Revised RFC on range design for D2
Andrei Alexandrescu
SeeWebsiteForEmail at erdani.org
Mon Sep 29 09:30:56 PDT 2008
Don wrote:
> Andrei Alexandrescu wrote:
>> Sergey Gromov wrote:
>>> In article <gbjihf$2803$1 at digitalmars.com>,
>>> frank at youknow.what.todo.interNETz says...
>>>> Andrei Alexandrescu wrote:
>>>>> Steven Schveighoffer wrote:
>>>>>> You are assuming that the C language decision to require
>>>>>> parentheses for all functions was a design mistake. I would argue
>>>>>> that the design was on purpose and correctly served that purpose.
>>>>>> The purpose was to remove ambiguity when faced with understanding
>>>>>> code without all the context.
>>>>> I have stated my assumption and its basis. What is the basis of yours?
>>>> Yum. I think the problem is that when C was designed, K&R didn't
>>>> consider
>>>> the use of classes with properties using getter and setter methods.

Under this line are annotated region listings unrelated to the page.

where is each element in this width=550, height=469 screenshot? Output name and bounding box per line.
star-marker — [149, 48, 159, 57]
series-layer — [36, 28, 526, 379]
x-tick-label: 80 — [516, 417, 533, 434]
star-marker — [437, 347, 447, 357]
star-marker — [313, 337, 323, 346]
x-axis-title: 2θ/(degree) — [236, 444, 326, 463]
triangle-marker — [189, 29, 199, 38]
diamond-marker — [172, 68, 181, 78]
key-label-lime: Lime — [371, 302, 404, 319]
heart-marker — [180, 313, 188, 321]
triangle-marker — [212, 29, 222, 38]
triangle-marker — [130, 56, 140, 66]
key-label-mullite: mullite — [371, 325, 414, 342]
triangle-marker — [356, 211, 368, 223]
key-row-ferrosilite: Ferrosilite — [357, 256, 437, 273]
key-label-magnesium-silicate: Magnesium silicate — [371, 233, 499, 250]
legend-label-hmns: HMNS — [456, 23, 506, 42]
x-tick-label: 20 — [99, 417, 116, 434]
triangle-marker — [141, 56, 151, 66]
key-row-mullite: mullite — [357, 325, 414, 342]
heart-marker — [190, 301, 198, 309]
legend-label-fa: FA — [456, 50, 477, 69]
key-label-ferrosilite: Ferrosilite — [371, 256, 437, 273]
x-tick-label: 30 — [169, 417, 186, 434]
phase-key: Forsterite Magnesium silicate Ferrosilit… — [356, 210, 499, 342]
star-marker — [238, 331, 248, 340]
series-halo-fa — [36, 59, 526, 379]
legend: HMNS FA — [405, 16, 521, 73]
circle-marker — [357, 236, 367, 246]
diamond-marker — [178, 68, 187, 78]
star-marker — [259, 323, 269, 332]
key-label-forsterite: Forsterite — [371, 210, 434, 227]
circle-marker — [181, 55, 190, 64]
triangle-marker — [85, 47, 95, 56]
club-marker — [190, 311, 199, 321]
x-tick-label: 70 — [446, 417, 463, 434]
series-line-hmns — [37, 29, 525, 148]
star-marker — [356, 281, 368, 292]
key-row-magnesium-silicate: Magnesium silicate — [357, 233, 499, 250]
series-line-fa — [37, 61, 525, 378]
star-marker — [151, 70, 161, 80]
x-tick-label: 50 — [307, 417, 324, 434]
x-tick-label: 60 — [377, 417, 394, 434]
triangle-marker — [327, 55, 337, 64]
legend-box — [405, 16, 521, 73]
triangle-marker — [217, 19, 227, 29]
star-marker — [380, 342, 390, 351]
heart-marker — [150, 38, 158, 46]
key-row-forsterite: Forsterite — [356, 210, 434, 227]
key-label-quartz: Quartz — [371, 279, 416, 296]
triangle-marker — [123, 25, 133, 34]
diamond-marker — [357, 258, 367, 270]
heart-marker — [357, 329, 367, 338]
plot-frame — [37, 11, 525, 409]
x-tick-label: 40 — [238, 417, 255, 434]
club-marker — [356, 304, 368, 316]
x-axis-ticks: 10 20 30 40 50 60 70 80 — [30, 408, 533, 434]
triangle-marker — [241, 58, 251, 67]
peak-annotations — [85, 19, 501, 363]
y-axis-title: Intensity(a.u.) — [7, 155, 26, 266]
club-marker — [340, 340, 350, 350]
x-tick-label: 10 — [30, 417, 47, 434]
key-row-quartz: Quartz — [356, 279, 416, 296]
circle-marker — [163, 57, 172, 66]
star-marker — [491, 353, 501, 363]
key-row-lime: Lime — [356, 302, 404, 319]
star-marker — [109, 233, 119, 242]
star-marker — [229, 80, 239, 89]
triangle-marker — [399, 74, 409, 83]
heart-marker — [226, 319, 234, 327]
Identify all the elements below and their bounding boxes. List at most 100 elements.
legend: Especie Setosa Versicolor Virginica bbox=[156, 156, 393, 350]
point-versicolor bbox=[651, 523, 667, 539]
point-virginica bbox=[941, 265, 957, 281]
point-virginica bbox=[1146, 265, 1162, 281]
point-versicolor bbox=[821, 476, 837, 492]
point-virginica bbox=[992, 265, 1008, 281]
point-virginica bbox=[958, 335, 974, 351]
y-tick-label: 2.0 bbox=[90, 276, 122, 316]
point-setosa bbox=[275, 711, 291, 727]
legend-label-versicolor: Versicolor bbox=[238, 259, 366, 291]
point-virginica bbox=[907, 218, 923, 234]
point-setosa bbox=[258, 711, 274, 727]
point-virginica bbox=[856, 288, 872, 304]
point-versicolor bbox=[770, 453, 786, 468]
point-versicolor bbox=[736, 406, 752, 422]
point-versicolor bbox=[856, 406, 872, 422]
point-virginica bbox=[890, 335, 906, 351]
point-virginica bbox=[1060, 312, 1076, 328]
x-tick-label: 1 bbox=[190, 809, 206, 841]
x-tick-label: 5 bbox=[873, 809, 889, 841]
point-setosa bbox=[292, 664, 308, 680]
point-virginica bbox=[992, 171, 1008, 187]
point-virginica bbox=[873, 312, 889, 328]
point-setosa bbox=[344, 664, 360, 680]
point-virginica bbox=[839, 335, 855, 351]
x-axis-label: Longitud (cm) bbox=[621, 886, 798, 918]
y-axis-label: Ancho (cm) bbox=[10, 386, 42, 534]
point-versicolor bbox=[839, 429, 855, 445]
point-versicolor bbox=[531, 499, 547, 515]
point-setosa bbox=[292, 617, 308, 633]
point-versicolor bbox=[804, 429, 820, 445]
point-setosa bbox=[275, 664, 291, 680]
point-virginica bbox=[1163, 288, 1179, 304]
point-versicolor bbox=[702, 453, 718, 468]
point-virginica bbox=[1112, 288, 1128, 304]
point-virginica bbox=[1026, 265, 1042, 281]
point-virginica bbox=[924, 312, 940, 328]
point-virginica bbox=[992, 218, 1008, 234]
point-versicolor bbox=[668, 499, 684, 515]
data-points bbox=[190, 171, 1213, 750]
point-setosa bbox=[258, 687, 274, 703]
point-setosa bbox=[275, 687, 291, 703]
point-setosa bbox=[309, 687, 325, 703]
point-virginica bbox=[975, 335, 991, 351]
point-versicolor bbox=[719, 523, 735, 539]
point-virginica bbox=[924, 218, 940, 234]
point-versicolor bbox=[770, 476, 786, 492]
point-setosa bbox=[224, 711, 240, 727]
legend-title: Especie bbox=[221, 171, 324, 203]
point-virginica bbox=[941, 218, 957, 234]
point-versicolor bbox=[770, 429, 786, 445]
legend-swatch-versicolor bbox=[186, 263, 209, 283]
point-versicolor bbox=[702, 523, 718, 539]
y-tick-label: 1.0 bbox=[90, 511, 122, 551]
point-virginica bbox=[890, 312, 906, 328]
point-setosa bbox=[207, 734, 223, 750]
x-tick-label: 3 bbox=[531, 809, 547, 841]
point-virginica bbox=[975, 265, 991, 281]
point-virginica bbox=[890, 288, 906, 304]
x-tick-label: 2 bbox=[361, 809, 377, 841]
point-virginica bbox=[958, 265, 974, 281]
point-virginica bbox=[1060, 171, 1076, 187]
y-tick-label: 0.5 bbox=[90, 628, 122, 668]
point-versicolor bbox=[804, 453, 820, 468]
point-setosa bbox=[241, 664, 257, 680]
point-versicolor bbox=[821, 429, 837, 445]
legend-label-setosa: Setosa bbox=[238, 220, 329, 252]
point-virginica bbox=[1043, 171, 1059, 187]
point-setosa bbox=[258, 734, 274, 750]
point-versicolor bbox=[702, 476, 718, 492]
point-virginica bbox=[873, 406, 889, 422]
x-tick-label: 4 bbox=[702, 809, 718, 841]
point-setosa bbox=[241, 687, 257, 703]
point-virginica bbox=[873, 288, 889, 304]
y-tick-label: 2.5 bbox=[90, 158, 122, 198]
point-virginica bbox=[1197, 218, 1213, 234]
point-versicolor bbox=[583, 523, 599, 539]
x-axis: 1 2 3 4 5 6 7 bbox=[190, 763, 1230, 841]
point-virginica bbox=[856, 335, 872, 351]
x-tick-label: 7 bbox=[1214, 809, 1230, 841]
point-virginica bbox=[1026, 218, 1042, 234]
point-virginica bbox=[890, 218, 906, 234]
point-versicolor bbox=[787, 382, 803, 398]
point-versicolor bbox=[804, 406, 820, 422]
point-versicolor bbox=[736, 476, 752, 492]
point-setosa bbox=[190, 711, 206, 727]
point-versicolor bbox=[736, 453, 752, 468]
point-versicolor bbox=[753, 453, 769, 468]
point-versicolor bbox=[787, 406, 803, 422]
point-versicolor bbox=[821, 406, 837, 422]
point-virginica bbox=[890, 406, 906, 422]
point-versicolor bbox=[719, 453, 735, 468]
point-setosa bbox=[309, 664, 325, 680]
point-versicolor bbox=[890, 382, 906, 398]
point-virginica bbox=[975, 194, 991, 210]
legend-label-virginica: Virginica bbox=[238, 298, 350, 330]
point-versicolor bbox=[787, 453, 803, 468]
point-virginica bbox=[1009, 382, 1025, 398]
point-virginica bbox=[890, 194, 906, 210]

>>>> Therefore, it made sense to have the naked function name denote the
>>>> function pointer, and make braces following an identifier the mark of a
>>>> function call. I initially had some trouble accepting the explicit &
>>>> in D
>>>> to get the function pointer myself.
>>>> I wouldn't go so far as to call that property of C a design mistake in
>>>> light of the actual intensions of K&R. But I definitely would defend
>>>> the choice of a language designer to change that feature in light of
>>>> more modern programming paradigms.
>>>
>>> Functions in D are first-class values. It's awkward that a
>>> first-class value cannot be accessed by its identifier.
>>
>> I agree. But then use of functions for invocation dwarfs use of
>> functions as first-class values, so I think requiring & for the latter
>> is a sensible engineering decision.
>
>
> By the way, D supports declarations of function type (not function
> pointer), though it's not documented in the spec. They always struck me
> as a really odd feature in C, and they're pretty confusing for newbies:
>
> typedef void Func(int);
>
> Then you get oddities
>
> Func * f = &foo; // OK.
>
> Func f = foo; // You might expect this to work, but it makes no sense.
>
> This is a case where you do not intuitively expect "foo" (with no &) to
> be a function pointer. You might as well make it a function invocation.
>
> It's pretty interesting to fool around with these fellas in an is()
> expression.
Heh. That is eerily similar to the way C handles it - here's an example:
// this is C
typedef void foo(int);
int main()
{
foo bar;
foo baz;
bar = baz;
}
The typedef goes through. The definitions of bar and baz go through (and
are simply equivalent to an extern declaration!!!) The assignment won't
go through because, bar is not an lvalue.